Work with Mirage OS It boils down to three stages: prepare the configuration with the definition of the OPAM packages used in the environment, build the environment and launch the environment. The runtime to run on top of hypervisors is based on the Solo5 kernel.
Although the applications and libraries are built on the high-level language OCaml, the resulting environments show fairly good performance and minimal size (for example, the DNS server is only 200 KB).
Environment maintenance is also simplified, since if you need to update the program or change the configuration, it is enough to create and run a new environment. Several hundred libraries in the OCaml language are supported to perform network operations (DNS, SSH, OpenFlow, HTTP, XMPP, Matrix, OpenVPN, etc.), work with storages, and provide parallel data processing.
Main news of MirageOS 4.0
In this new version of MirageOS that is presented changed project build process and unikernel. Instead of the build system ocamlbuild previously used, are used dune and local repositories (monorepos).
To create such repositories, added a new utility, opam-monorepo, which allowed us to separate package management from building from source. The opam-monorepo utility does the job of creating lock files for project-related dependencies, downloading and extracting the dependency code and configuring the environment to use the dune build system, it's also worth mentioning that the actual build is done by dune.
Another change that stands out is that a repeatable build process is provided. The use of lock files provides a link to the dependency versions and allows you to completely repeat the build process at any time with the same code.
It is also highlighted that implemented a new cross-compilation process and cross-compilation capability is provided for all supported target platforms from a common build environment, in which, among other things, C-linked libraries and dependencies are cross-compiled, with no need to add these links to the main package.
On the other hand, it is mentioned that the opam-monorepo utility is available for installation with the opam package manager and can be used in projects that use the dune build system. To maintain patches that resolve issues with dependency creation in dune, two repositories were created dune-universe/opam-overlays and dune-universe/mirage-opam-overlays, which are enabled by default when using the mirage CLI utility.

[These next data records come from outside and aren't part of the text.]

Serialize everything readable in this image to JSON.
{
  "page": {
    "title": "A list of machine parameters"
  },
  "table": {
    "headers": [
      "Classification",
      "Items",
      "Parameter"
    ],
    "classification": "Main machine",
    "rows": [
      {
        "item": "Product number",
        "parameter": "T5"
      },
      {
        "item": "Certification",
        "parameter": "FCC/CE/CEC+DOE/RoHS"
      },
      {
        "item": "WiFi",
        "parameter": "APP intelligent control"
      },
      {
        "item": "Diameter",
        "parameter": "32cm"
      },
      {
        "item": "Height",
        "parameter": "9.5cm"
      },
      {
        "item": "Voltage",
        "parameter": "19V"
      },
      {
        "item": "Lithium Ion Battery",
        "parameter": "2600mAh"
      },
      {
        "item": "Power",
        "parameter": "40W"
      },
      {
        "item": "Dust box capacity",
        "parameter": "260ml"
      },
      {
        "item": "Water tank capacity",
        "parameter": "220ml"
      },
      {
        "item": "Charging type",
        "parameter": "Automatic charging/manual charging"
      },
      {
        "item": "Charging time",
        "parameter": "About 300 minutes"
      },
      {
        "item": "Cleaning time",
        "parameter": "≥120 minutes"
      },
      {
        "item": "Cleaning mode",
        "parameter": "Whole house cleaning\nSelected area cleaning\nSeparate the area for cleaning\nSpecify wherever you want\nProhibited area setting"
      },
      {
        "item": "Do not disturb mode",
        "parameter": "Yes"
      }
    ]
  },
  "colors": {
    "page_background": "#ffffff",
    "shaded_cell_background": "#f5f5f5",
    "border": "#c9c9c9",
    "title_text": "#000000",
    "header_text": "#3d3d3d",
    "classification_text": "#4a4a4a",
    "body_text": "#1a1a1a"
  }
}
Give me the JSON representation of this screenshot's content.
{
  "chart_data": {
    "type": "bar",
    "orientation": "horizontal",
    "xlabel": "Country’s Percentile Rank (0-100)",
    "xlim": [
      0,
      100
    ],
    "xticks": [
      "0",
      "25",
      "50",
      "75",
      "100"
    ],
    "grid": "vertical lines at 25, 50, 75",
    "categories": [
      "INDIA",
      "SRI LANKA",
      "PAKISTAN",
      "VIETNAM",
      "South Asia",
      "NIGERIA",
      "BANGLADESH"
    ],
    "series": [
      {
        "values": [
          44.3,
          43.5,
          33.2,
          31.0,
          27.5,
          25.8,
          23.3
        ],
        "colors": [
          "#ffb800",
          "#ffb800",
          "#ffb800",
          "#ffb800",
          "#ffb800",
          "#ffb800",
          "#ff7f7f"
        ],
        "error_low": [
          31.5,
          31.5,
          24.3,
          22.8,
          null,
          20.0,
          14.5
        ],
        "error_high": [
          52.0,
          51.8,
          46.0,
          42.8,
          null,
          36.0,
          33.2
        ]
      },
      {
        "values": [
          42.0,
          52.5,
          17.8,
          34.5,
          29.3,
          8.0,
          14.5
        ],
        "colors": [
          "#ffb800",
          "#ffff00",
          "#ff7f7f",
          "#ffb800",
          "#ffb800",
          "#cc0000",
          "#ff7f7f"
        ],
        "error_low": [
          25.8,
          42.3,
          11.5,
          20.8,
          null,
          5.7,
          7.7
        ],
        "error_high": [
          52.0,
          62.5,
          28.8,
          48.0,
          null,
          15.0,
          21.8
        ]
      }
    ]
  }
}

Of the other changes that stand out:
- Cross-compiling is organized using the workspaces provided by the dune build system.
- Support for new target platforms has been added, for example, the ability to create stand-alone applications to work on Raspberry Pi 4 boards has been experimentally provided.
- Work has been done to integrate parts of MirageOS into ecosystems related to OCaml development to simplify the assembly of applications in the form of a unikernel.
- Many MirageOS packages have been ported to the dune build system.
- Simplified integration of MirageOS with C and Rust libraries.
- New OCaml runtime proposed to avoid libc (libc free).
- Provided the ability to use the Merlin service for integration with standard integrated development environments.
Finally, if you are interested in knowing more about it, you can check the details In the following link.